By modulus properties: $31^{29} \equiv _{41} \left( { - 10} \right)^{29} \equiv _{41} - 10 \cdot 100^{14} \equiv _{41} - 10 \cdot 18^{14} \equiv _{41} - 10 \cdot 324^7$ $31^{29} \equiv _{41} - 10 \cdot \left( { - 4} \right)^7 \equiv _{41} 40 \cdot 64^2 \equiv _{41} - 18^2 \equiv _{41} - 324 \equiv _{41} 4$ Therefore: $31^{29} = 41Q + 4$ Now, we check out every option, first, $15$ : $31^{29} \equiv _{15} 1^{29} \equiv _{15} 1 \equiv _{15} 41Q + 4 \equiv _{15} - 4Q + 4$ $- 4Q + 4 \equiv _{15} 1$ $- 4Q \equiv _{15} - 3 \Rightarrow Q\not \equiv _{15} 0$ $15$ is not a divisor of $Q$ , now for $6$ , notice that $31^{29} \equiv _{6} 1^{29}$ , and thus the result is exactly the same as in the case of $15$ . Finally, we check out the case of $21$ : $31^{29} \equiv _{21} \left( {10} \right)^{19} \equiv _{21} 10 \cdot 100^{14} \equiv _{21} 10 \cdot \left( { - 5} \right)^{14} \equiv _{21} 10 \cdot 25^7$ $31^{29} \equiv _{21} 10 \cdot 4^7 \equiv _{21} 40 \cdot 64^2 \equiv _{21} - 2 \cdot 1^2 \equiv _{21} - 2 \equiv _{21} 41Q + 4$ $41Q + 4 \equiv _{21} - 2$ $- Q \equiv _{21} - 6 \Rightarrow Q\not \equiv _{21} 0$ In conclusion, none of the choices divide $Q$ .

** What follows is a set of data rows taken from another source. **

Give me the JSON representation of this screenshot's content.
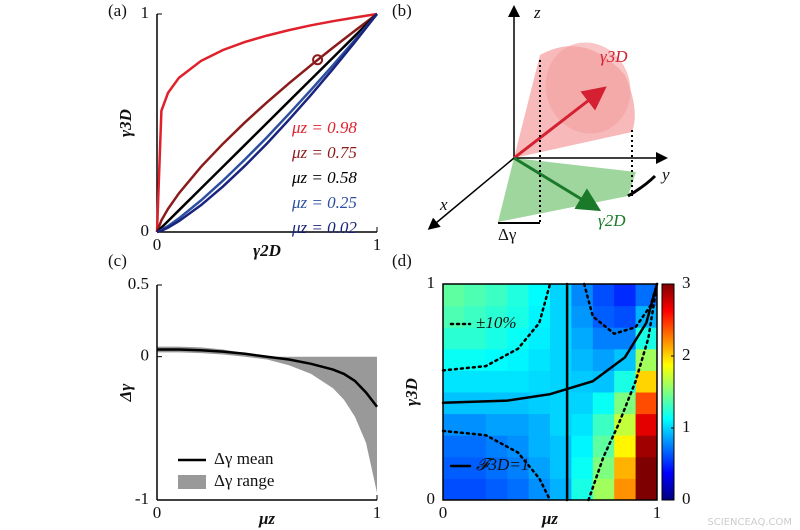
{
  "chart_data": [
    {
      "type": "line",
      "panel": "(a)",
      "xlabel": "γ2D",
      "ylabel": "γ3D",
      "xlim": [
        0,
        1
      ],
      "ylim": [
        0,
        1
      ],
      "xticks": [
        0,
        1
      ],
      "yticks": [
        0,
        1
      ],
      "x": [
        0,
        0.02,
        0.05,
        0.1,
        0.2,
        0.3,
        0.4,
        0.5,
        0.6,
        0.7,
        0.8,
        0.9,
        1
      ],
      "series": [
        {
          "name": "μz = 0.98",
          "color": "#e0202a",
          "values": [
            0,
            0.556,
            0.638,
            0.708,
            0.785,
            0.835,
            0.872,
            0.901,
            0.926,
            0.948,
            0.967,
            0.984,
            1
          ]
        },
        {
          "name": "μz = 0.75",
          "color": "#8b1a1a",
          "values": [
            0,
            0.053,
            0.106,
            0.178,
            0.299,
            0.405,
            0.503,
            0.595,
            0.682,
            0.765,
            0.846,
            0.924,
            1
          ]
        },
        {
          "name": "μz = 0.58",
          "color": "#000000",
          "values": [
            0,
            0.02,
            0.05,
            0.1,
            0.2,
            0.3,
            0.4,
            0.5,
            0.6,
            0.7,
            0.8,
            0.9,
            1
          ]
        },
        {
          "name": "μz = 0.25",
          "color": "#2c4fa0",
          "values": [
            0,
            0.009,
            0.027,
            0.063,
            0.145,
            0.236,
            0.333,
            0.435,
            0.542,
            0.652,
            0.765,
            0.881,
            1
          ]
        },
        {
          "name": "μz = 0.02",
          "color": "#1a237e",
          "values": [
            0,
            0.006,
            0.02,
            0.05,
            0.123,
            0.209,
            0.304,
            0.406,
            0.515,
            0.629,
            0.748,
            0.872,
            1
          ]
        }
      ],
      "highlight": {
        "x": 0.73,
        "y": 0.79,
        "color": "#8b1a1a"
      }
    },
    {
      "type": "diagram",
      "panel": "(b)",
      "labels": {
        "z": "z",
        "y": "y",
        "x": "x",
        "cone_3d": "γ3D",
        "cone_2d": "γ2D",
        "delta": "Δγ"
      }
    },
    {
      "type": "area",
      "panel": "(c)",
      "xlabel": "μz",
      "ylabel": "Δγ",
      "xlim": [
        0,
        1
      ],
      "ylim": [
        -1,
        0.5
      ],
      "xticks": [
        0,
        1
      ],
      "yticks": [
        -1,
        0,
        0.5
      ],
      "x": [
        0,
        0.1,
        0.2,
        0.3,
        0.4,
        0.5,
        0.6,
        0.7,
        0.8,
        0.85,
        0.9,
        0.95,
        1
      ],
      "series": [
        {
          "name": "Δγ mean",
          "color": "#000000",
          "values": [
            0.05,
            0.05,
            0.045,
            0.035,
            0.02,
            0,
            -0.02,
            -0.05,
            -0.09,
            -0.12,
            -0.17,
            -0.25,
            -0.35
          ]
        },
        {
          "name": "Δγ range",
          "color": "#999999",
          "upper": [
            0.07,
            0.07,
            0.065,
            0.05,
            0.025,
            0,
            0,
            0,
            0,
            0,
            0,
            0,
            0
          ],
          "lower": [
            0.03,
            0.03,
            0.025,
            0.015,
            0,
            -0.02,
            -0.06,
            -0.12,
            -0.22,
            -0.3,
            -0.42,
            -0.6,
            -0.95
          ]
        }
      ]
    },
    {
      "type": "heatmap",
      "panel": "(d)",
      "xlabel": "μz",
      "ylabel": "γ3D",
      "xlim": [
        0,
        1
      ],
      "ylim": [
        0,
        1
      ],
      "xticks": [
        0,
        1
      ],
      "yticks": [
        0,
        1
      ],
      "clim": [
        0,
        3
      ],
      "cticks": [
        0,
        1,
        2,
        3
      ],
      "colormap": [
        "#00007f",
        "#0000ff",
        "#007fff",
        "#00ffff",
        "#7fff7f",
        "#ffff00",
        "#ff7f00",
        "#ff0000",
        "#7f0000"
      ],
      "x": [
        0.05,
        0.15,
        0.25,
        0.35,
        0.45,
        0.55,
        0.65,
        0.75,
        0.85,
        0.95
      ],
      "y": [
        0.05,
        0.15,
        0.25,
        0.35,
        0.45,
        0.55,
        0.65,
        0.75,
        0.85,
        0.95
      ],
      "z": [
        [
          0.6,
          0.6,
          0.65,
          0.7,
          0.8,
          0.9,
          1.2,
          1.6,
          2.2,
          3
        ],
        [
          0.65,
          0.65,
          0.7,
          0.75,
          0.85,
          0.95,
          1.15,
          1.5,
          2.1,
          3
        ],
        [
          0.7,
          0.7,
          0.75,
          0.8,
          0.9,
          0.95,
          1.1,
          1.4,
          1.9,
          2.9
        ],
        [
          0.8,
          0.8,
          0.85,
          0.85,
          0.9,
          1.0,
          1.05,
          1.3,
          1.7,
          2.7
        ],
        [
          0.95,
          0.95,
          0.95,
          0.95,
          0.98,
          1.0,
          1.0,
          1.15,
          1.5,
          2.4
        ],
        [
          1.05,
          1.05,
          1.05,
          1.05,
          1.02,
          1.0,
          0.97,
          0.95,
          1.2,
          2.0
        ],
        [
          1.15,
          1.15,
          1.12,
          1.1,
          1.05,
          1.0,
          0.92,
          0.85,
          0.95,
          1.6
        ],
        [
          1.25,
          1.25,
          1.2,
          1.15,
          1.08,
          1.0,
          0.88,
          0.75,
          0.75,
          1.2
        ],
        [
          1.35,
          1.3,
          1.25,
          1.2,
          1.1,
          1.0,
          0.82,
          0.65,
          0.6,
          0.9
        ],
        [
          1.4,
          1.35,
          1.3,
          1.22,
          1.12,
          1.0,
          0.78,
          0.6,
          0.5,
          0.7
        ]
      ],
      "lines": [
        {
          "name": "±10%",
          "style": "dotted",
          "x": [
            0,
            0.2,
            0.35,
            0.45,
            0.5,
            null,
            0,
            0.2,
            0.35,
            0.45,
            0.5,
            null,
            0.66,
            0.7,
            0.8,
            0.9,
            0.97,
            1,
            null,
            0.68,
            0.75,
            0.82,
            0.9,
            0.96,
            1
          ],
          "y": [
            0.6,
            0.62,
            0.7,
            0.82,
            1,
            null,
            0.32,
            0.3,
            0.22,
            0.1,
            0,
            null,
            1,
            0.85,
            0.77,
            0.8,
            0.9,
            1,
            null,
            0,
            0.2,
            0.35,
            0.55,
            0.75,
            1
          ]
        },
        {
          "name": "𝓕3D=1",
          "style": "solid",
          "x": [
            0.58,
            0.58,
            null,
            0,
            0.3,
            0.5,
            0.7,
            0.85,
            0.95,
            1
          ],
          "y": [
            0,
            1,
            null,
            0.45,
            0.46,
            0.49,
            0.55,
            0.66,
            0.82,
            1
          ]
        }
      ]
    }
  ],
  "watermark": "SCIENCEAQ.COM"
}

By fermat's theorem 31^40 = 1 mod(41)

But is 40 the smallest values such that 31^x = 1 mod(41)?

clearly, x has to be the divisor of 40. 31^2 = 18 mod(41),

31^4 = 324 mod(41) => 31^4 = -4 mod(41)

=> 31^5 = -124 mod(41) => 31^5 = -1 mod(41)

clearly such smallest x is 10 as 31^10 = (-1)^2 mod(41) => 31^30 = 1 mod(41),

if 31^29 = a mod(41) => 31^30 = 31a mod(41) => 31a = 41K + 1, => a = 4. Thus, 31^29 = 41*Q + 4. => Q is always odd.

If Q is divisible by 5 then 31^29 should leave remainder 4 on division by 5. but 31^29 = (30+1)^29, hence the remainder is 1 by 5.

Similarly, 31^29 leaves 5 by 7 and not 4.

Hence the correct answer is 'none of these choices'

Here all the factors of Q are factors of 31^29. As 21 ,15 and 6 are not factors of 31^29(31 not a factor of 3), Q should not have these as factors or Q is not divisible by them.Hence 'none of these' remains as the answer this time.